Pak Restu pada semester ini, termasuk jajaran dosen baik hati dengan tidak membebani mahasiswanya tugas akhir yang dikumpulkan saat UAS. Dosen paling top markotop kalau kata ketua mahasiswa di kelasku, walaupun tegas dan disiplinnya minta ampun saat mengajar.

Mereka gak tahu, betapa lebay bin ngeselinnya Pak Restu kalau di luar jam mengajar. Seperti setengah jam yang lalu, setelah UAS hari kedua, kami bertemu di dalam lift yang penuh. Penuh dengan fans-nya Pak Restu yang berdesak-desakan bersama idola. Aku bukan termasuk mereka, ya. Yang ada Pak Restu nge-fans sama aku.

Kami sama-sama turun di lantai satu, sepertinya beliau ingin kembali ke ruang dekanat, sedangkan aku keluar untuk makan siang, mengisi perut yang keroncongan dipakai untuk berpikir. Tiba-tiba saja, saat isi lift behamburan suara rendah maskulin yang ku kenali milik Pak Restu berbisik di samping telinga kiriku sambil berlalu, "Renata, jangan lupa." katanya pelan.

Kata-kata ajaib itu berhasil membuat ujian di jam keduaku fokusnya lumayan terganggu, padahal aku sudah mati-matian untuk melupakan sementara hal-hal yang bersangkutan dengan Pak Restu.

Ditambah hari ini, Mona dengan bala gosipnya sedang membahas sesuatu yang hot, katanya.
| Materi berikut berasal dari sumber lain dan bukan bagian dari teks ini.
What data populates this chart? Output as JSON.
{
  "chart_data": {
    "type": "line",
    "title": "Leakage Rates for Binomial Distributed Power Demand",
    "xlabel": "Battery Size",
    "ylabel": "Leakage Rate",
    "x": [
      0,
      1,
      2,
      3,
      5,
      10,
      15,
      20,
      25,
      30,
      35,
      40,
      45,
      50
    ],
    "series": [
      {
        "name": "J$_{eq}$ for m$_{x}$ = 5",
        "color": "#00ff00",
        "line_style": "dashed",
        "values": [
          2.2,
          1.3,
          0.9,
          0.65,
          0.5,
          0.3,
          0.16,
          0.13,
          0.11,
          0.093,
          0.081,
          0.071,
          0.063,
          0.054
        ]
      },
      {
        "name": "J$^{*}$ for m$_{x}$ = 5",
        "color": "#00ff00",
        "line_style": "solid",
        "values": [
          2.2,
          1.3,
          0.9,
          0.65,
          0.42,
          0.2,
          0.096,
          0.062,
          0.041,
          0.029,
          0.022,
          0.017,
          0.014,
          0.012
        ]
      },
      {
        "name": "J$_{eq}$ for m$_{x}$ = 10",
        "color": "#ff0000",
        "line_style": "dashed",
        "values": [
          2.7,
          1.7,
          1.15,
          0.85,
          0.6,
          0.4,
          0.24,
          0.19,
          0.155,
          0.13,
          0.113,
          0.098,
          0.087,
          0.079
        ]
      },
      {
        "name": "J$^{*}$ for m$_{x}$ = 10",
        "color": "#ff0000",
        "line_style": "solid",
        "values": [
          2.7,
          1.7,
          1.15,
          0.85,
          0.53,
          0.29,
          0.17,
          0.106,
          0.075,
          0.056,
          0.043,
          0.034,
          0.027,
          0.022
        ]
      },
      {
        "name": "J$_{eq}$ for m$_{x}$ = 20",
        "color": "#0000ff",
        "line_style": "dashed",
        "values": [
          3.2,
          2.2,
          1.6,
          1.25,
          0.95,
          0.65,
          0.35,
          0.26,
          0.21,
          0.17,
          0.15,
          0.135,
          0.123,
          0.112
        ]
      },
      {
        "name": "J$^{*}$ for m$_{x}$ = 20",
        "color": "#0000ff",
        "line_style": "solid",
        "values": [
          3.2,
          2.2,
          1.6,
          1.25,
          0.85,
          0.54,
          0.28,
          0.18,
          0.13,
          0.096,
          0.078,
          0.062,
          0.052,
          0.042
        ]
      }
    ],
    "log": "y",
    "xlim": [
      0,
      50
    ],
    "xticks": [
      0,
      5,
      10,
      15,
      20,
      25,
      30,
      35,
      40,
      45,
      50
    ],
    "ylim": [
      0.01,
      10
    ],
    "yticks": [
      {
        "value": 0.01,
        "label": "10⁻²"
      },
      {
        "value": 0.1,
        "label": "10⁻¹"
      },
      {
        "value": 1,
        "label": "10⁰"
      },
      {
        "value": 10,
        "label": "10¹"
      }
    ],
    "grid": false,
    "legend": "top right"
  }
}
Aku menguping dari bangku depan mereka bergosip.

"Lo tahu gak sih, waktu itu gue ketemu Pak Restu 'hot' Adinugraha di Solaria."

Aku deg-degan yang dengar, jangan-jangan si Mona ngelihat aku dan Pak Restu waktu itu.

"Sama cewek gak?" sahut yang lain, memang ya kalau bahas Pak Restu harus ada bumbu-bumbu ceweknya biar hot.

"Cewek yang baru ini dia upload di IG?" yang lain nambahin.

Dag dig dug.

"Gue liatnya di daerah Depok."

"Masih lumayan dekat kampus dong."

Syukur deh. Waktu itu aku makannya di di tempat yang arahnya berlawanan, b daerah yang mereka sebutkan. Memang bahaya fans-nya Pak Restu.

"Tapi, sama siapa dia di sana?"

"Gue lihatnya sih ada dua gelas di mejanya. Berdua, fix." kata Mona.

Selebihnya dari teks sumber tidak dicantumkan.